Polizeisprecher Patrick Baumgartner betont, dass alle Anliegen und Sorgen der Bürger sehr ernst genommen werden. Schließlich sei die Sicherheit die hoheitliche Aufgabe der Polizei. Hier sei man aber auch dringend auf proaktive Mitteilungen und Anzeigen der Bürger angewiesen. "Die überwiegende Mehrzahl festgestellter Straftaten kann auch deshalb geklärt werden, weil die Polizei entscheidende Hinweise aus der Bevölkerung erhält", sagt Baumgartner.

Den Sicherheitsstandard im Stadtgebiet bezeichnen Polizei und Stadtverwaltung als hoch. "Die Bürger im Stadt- und Landkreisbereich können sich absolut sicher fühlen. Dafür sorgt die Polizei", heißt es in der Mitteilung. Sie werde auch weiterhin alle ihr möglichen Maßnahmen treffen, um einen hohen Sicherheitsstandard zu gewährleisten.

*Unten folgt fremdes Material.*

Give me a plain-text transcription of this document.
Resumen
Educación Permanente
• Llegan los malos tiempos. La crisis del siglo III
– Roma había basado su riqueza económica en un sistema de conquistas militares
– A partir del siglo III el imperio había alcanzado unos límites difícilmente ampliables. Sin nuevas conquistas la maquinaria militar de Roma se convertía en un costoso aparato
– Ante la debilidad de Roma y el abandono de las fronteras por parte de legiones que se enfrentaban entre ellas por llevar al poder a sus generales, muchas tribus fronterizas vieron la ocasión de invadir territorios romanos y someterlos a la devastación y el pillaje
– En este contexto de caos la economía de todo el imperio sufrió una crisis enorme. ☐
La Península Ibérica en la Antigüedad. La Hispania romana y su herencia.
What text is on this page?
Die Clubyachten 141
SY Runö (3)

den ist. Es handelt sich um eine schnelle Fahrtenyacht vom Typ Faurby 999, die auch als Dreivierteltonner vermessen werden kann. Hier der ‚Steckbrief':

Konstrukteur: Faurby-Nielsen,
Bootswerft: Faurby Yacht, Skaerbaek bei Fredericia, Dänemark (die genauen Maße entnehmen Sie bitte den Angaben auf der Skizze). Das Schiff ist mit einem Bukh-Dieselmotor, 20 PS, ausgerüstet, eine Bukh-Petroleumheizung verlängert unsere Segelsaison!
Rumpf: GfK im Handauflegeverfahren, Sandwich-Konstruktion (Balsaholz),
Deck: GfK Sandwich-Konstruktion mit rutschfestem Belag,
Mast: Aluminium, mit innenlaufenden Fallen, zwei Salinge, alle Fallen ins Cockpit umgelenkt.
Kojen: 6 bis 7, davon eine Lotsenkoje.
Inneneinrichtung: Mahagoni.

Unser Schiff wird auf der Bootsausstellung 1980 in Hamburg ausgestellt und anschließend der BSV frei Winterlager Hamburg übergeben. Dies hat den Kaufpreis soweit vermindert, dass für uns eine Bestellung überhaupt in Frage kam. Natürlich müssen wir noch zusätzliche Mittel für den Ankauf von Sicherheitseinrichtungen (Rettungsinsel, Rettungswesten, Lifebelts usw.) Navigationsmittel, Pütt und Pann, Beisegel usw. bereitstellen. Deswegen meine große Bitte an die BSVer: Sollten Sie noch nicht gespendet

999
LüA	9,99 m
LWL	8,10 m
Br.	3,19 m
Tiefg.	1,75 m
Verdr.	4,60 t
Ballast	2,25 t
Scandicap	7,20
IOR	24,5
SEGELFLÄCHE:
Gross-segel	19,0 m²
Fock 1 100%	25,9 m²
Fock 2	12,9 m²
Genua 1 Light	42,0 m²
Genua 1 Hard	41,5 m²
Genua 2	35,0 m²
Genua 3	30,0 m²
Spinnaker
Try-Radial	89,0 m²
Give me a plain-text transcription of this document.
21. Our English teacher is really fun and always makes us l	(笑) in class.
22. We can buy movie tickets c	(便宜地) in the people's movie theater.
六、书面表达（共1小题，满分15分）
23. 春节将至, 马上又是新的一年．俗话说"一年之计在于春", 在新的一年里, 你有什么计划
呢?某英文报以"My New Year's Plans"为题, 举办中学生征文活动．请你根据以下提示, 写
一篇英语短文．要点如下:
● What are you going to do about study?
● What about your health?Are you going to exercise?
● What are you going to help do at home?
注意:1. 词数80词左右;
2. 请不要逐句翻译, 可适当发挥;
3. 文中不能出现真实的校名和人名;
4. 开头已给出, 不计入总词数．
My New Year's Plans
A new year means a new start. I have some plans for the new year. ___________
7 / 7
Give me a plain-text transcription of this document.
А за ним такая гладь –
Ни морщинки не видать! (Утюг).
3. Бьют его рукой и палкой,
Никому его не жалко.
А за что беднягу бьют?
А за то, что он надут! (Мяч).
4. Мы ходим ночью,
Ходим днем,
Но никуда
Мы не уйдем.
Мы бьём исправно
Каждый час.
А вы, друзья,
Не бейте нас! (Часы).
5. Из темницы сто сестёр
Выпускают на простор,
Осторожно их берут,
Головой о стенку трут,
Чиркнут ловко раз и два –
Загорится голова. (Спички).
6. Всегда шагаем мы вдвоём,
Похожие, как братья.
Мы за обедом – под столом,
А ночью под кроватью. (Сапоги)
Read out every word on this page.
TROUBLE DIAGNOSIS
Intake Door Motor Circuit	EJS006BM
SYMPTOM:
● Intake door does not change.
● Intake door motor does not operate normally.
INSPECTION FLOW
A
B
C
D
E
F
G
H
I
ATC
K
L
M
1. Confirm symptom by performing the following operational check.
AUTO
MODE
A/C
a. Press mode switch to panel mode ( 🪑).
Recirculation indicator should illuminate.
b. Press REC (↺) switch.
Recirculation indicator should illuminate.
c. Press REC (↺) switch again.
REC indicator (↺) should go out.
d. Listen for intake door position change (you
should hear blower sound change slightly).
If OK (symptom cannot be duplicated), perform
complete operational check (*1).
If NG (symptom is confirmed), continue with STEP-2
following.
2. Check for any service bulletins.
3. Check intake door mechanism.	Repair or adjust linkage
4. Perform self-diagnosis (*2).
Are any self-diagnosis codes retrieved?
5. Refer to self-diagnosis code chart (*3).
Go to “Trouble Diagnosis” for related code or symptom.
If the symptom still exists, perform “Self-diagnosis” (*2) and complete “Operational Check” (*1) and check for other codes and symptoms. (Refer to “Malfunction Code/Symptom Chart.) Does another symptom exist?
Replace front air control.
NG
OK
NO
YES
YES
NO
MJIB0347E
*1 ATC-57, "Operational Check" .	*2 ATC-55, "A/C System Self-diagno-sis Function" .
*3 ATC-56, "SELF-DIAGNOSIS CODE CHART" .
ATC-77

Der Persönliche Referent des Oberbürgermeisters, Thomas Link, pflichtet der Polizei bei. Für ihn ist die Idee einer Bürgerwehr ein gefährlicher Unsinn, der zurecht nur für eine kurze Zeit im 19. Jahrhundert existiert habe. "Ich würde auch als Bürger keine Bürgerwehr haben wollen. Wo sind wir denn?", sagt er. Der Polizei könne man absolut vertrauen, die Sicherheit in der Stadt sei hoch, so der Leiter der Stabsstelle Flüchtlinge. Straftaten, die vertuscht würden, gebe es schlichtweg nicht. "Ich verstehe, dass die Bevölkerung nach Köln verunsichert ist", sagt Link. Jetzt unbegründet das Vertrauen in den Rechtsstaat aufzugeben, sei aber der absolut falsche Weg.

Über 100 Gefällt-mir-Angaben hat die Seite "Bürgerwehr Landshut - Gemeinsam stark sein" mittlerweile gesammelt.